McCardle cowered on the ground as Adam closed on him. He lifted an arm to shield his face. “You … would save her?” The old man’s voice was ragged, and he puffed for air. “The girl that killed you?”
I went limp. The truth, the one I’d been holding on to with a death grip, the one that every day I’d had an opportunity to share and that every day I’d chosen not to, was out. What could I say now that hadn’t already been said in one bone-crushing sentence?
Adam stopped. When he turned, his expression was a raw wound. His eyes held pools of sorrow. “Victoria?” There was still awe there and hope, and I felt it begin to crumble through my fingers.
“I killed you,” I said softly. “It was me that night.” A strangled groan, nearly inhuman. “It was an accident.” Since the night of the wreck, we’d come miles, but when I stared across an endless chasm at my creation, I felt that I’d returned to our start. I stood dripping wet in front of him, begging for his forgiveness, pleading with him to understand. I didn’t know whether I deserved it, only that I was what I was and he was what he was and that neither of us could hide from it. Neither of us were perfect, only special.

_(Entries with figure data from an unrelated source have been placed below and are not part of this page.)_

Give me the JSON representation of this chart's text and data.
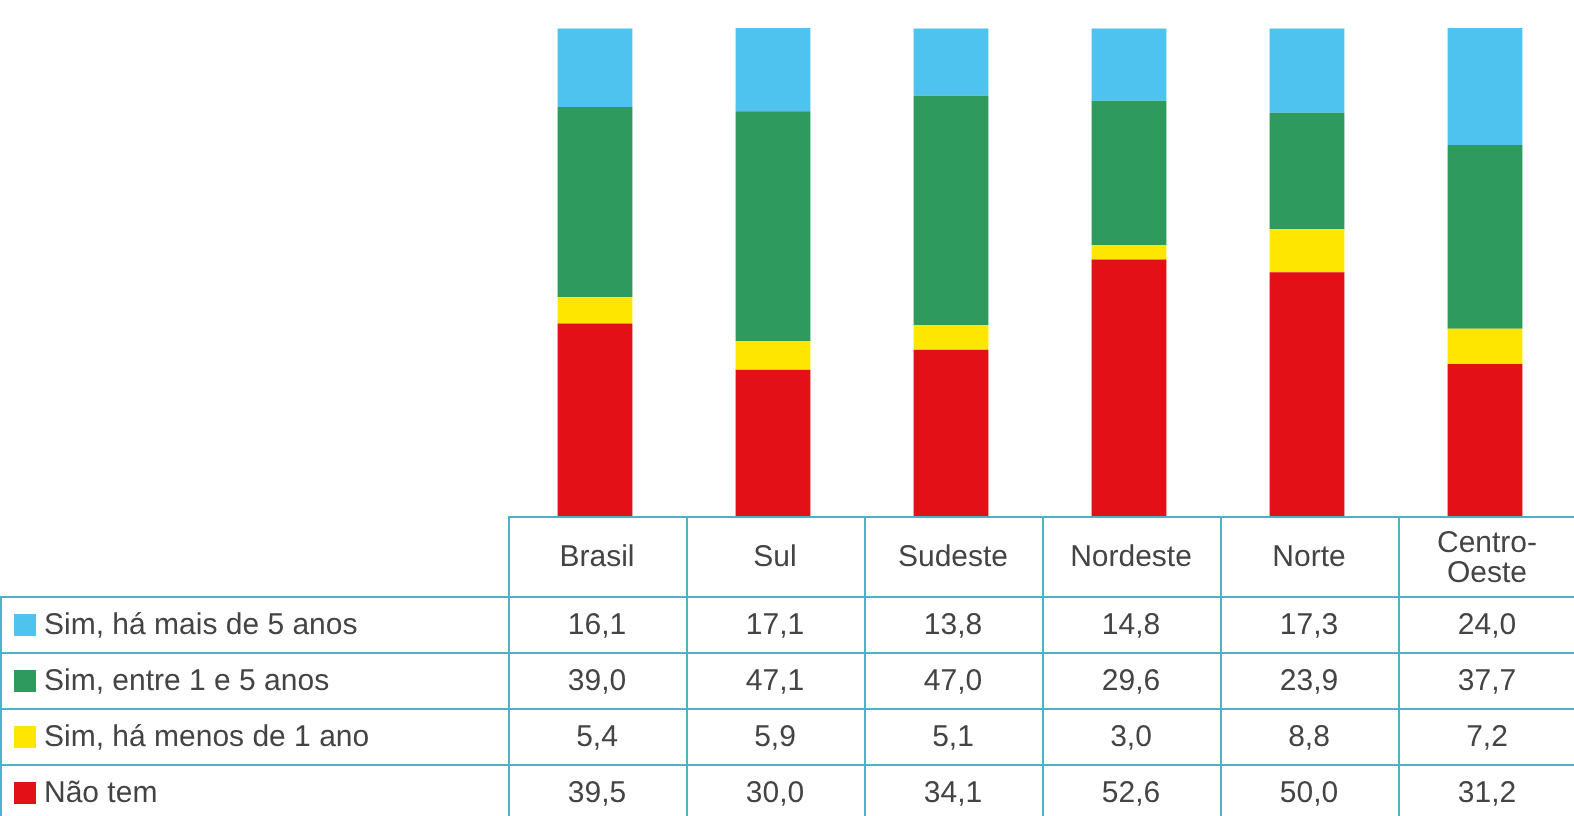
{
  "chart_data": {
    "type": "bar",
    "stacked": true,
    "legend": "bottom left",
    "categories": [
      "Brasil",
      "Sul",
      "Sudeste",
      "Nordeste",
      "Norte",
      "Centro-Oeste"
    ],
    "series": [
      {
        "name": "Não tem",
        "color": "#e31018",
        "values": [
          39.5,
          30.0,
          34.1,
          52.6,
          50.0,
          31.2
        ],
        "value_labels": [
          "39,5",
          "30,0",
          "34,1",
          "52,6",
          "50,0",
          "31,2"
        ]
      },
      {
        "name": "Sim, há menos de 1 ano",
        "color": "#ffe600",
        "values": [
          5.4,
          5.9,
          5.1,
          3.0,
          8.8,
          7.2
        ],
        "value_labels": [
          "5,4",
          "5,9",
          "5,1",
          "3,0",
          "8,8",
          "7,2"
        ]
      },
      {
        "name": "Sim, entre 1 e 5 anos",
        "color": "#2e9a5e",
        "values": [
          39.0,
          47.1,
          47.0,
          29.6,
          23.9,
          37.7
        ],
        "value_labels": [
          "39,0",
          "47,1",
          "47,0",
          "29,6",
          "23,9",
          "37,7"
        ]
      },
      {
        "name": "Sim, há mais de 5 anos",
        "color": "#4fc3f0",
        "values": [
          16.1,
          17.1,
          13.8,
          14.8,
          17.3,
          24.0
        ],
        "value_labels": [
          "16,1",
          "17,1",
          "13,8",
          "14,8",
          "17,3",
          "24,0"
        ]
      }
    ]
  }
}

He wrapped his hands around his head and pulled his elbows over his face like a cage. The air between us crackled, and I mentally readied myself for an attack. I could feel the violence raging within him. My own creation may kill me with his bare hands, I realized.
Find the thing you love and let it kill you. That was what my father had done.
He lowered his hands. His entire body was shaking now. “I remember,” he said. “It’s…”
Out of the corner of my eye, there was movement. I tensed. McCardle stretched his fingers for something. The gun on the ground. “Adam!”
There was less than an instant. Adam’s decision balanced on the edge of a razor before it tipped over and fell. Forever. Irrevocably. And then he was mine.
He lurched on a damaged leg and pinned McCardle’s arm. “Not … Victoria.” I watched horror-struck as Adam’s hands wrapped around the neck of the man who used to be our school’s janitor. Tearing myself from the spot, I reached for the gun, pulling it to safety and out of reach. The weight of it in my hands again felt deadly and even scarier now that it had been pointed at my brain. Milliseconds went by that felt excruciatingly long. McCardle began to gurgle. His frail lips worked for words.
I could have stopped Adam, but I didn’t. I was ready to watch McCardle die, when suddenly, Adam released his grip. He slid away from the old man and sank his head into his hands. “Not yet, Adam,” I said, too quietly for anyone to hear.
“My son,” McCardle wept. “My son.” The contorted evil that had engulfed his features had vanished, and what was left was just a man stricken with grief.
I sensed the defeat in McCardle as he dragged himself to his feet. The retreat in his step. I watched as he tried to shift into the shadows, to disappear into the woods he knew so well. The Hunter of Hollow Pines. Only, it was too late. I couldn’t let that happen. He knew our secret. He knew what Adam was. He knew what I had done.
My hands were slick with sweat. I held the barrel of the gun straight out from my body. I had to do something. I always knew when something hard had to be done and when someone special had to do it. So I did. I fired. The first bullet missed, whizzing by to lodge in a tree trunk somewhere. Lost. I fired a second shot.
This time Old Man McCardle doubled over. He clutched his stomach. The word son made it halfway out before he collapsed. The muscles in my arms dissolved, and the gun plummeted from my hands.
THIRTY-NINE
A description of the event: The storm approached Hollow Pines from the northeast corridor. As it neared, it became clear that the lightning was both attracted to and reinforced by the presence of the generators. A few stray lightning bolts hit close to home, but when, at last, a series of bolts found their mark, the electricity was harnessed and strengthened through the use of the adjustable spark gap. The tangle of lightning was too bright for the bare human eye to view without discomfort. A single, combined bolt made it to the ground, amplified in brightness and intensity more than any observed in nature of which I am aware.
*
The adrenaline drained from my body with the waning storm and we were left with the damage. The final shot rang in my ears. My eyes were too wide. I stumbled to the overturned lantern, barely seeing. I stared at the wreckage, which seemed to fan out from me like I was a bomb that had already detonated.